Vide

Tu ne bouges pas. Vide.
Tu ne fais rien.
Assis sur ton lit, tu attends. Mais rien ne vient.
Que pourrait-il advenir ? Rien. Alors il faut attendre. Encore. Peut-être qu’un détail te sauvera. Quelque chose, même infime, qui te fera prendre une décision. Qui te permettra de respirer. Enfin. Alors tu ne fais rien.
Tu penses. Tu te souviens.

D’abord, tu es… Vide. Tu jettes ton sac par terre, tu ouvres tes volets. Il fait encore jour, pour une fois. Tu laisses ta fenêtre ouverte. Puis tu vas sur ton lit, tu t’assois en tailleur, adossé contre le mur et le regard dans le vide. Et tu attends. Tu n’as rien envie de faire. Tu n’as rien besoin de faire. Tu n’as pas… la force… de faire quoi que ce soit. Tu n’as pas même de pensée, en réalité. Tu n’as ni la notion d’action, ni celle du temps. Tu n’as que ta respiration qui te préoccupe.
Inspirer. Expirer. Lentement. Tu retiens quelques temps ta respiration… Puis tu reprends. Et surtout… Tu attends. Ce n’est ni important, ni sans importance. Il faut juste attendre.
C’est comme si… Il ne s’était jamais rien passé… Et qu’il ne se passera jamais rien. Alors qu’attends-tu ? Rien ? Juste… La volonté. Ou l’espérance. Un signe, peut-être… Tu ne sais pas, mais tu attends. Parce que c’est tout ce qu’il y a à faire pour l’instant. Rien.
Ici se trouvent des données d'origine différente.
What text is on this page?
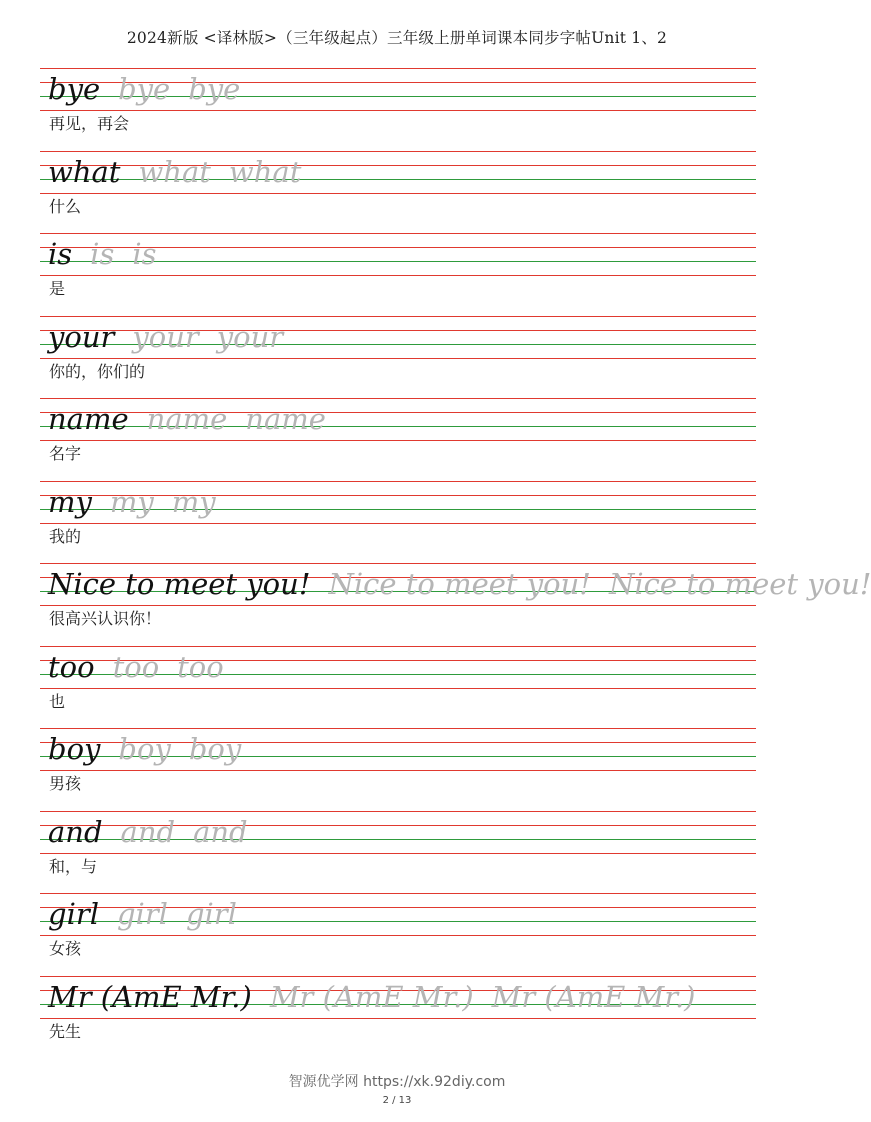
2024新版 <译林版>（三年级起点）三年级上册单词课本同步字帖Unit 1、2
bye bye bye
再见，再会
what what what
什么
is is is
是
your your your
你的，你们的
name name name
名字
my my my
我的
Nice to meet you! Nice to meet you! Nice to meet you!
很高兴认识你！
too too too
也
boy boy boy
男孩
and and and
和，与
girl girl girl
女孩
Mr (AmE Mr.) Mr (AmE Mr.) Mr (AmE Mr.)
先生
智源优学网 https://xk.92diy.com
2 / 13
Puis, tout à coup, tu as envie ! Tu veux tout détruire ! Déchirer tes draps, soulever cette chaise, jeter ces livres, frapper les murs, casser la vitre… Mais tu ne fais rien. Ton corps hurle, pourtant. Il t’envoie des images de chaos, de destruction intense, des envies de meurtres ! Mais tu ne bouges pas. Pour quoi faire ? Il n’y a rien à faire. Il faut juste attendre.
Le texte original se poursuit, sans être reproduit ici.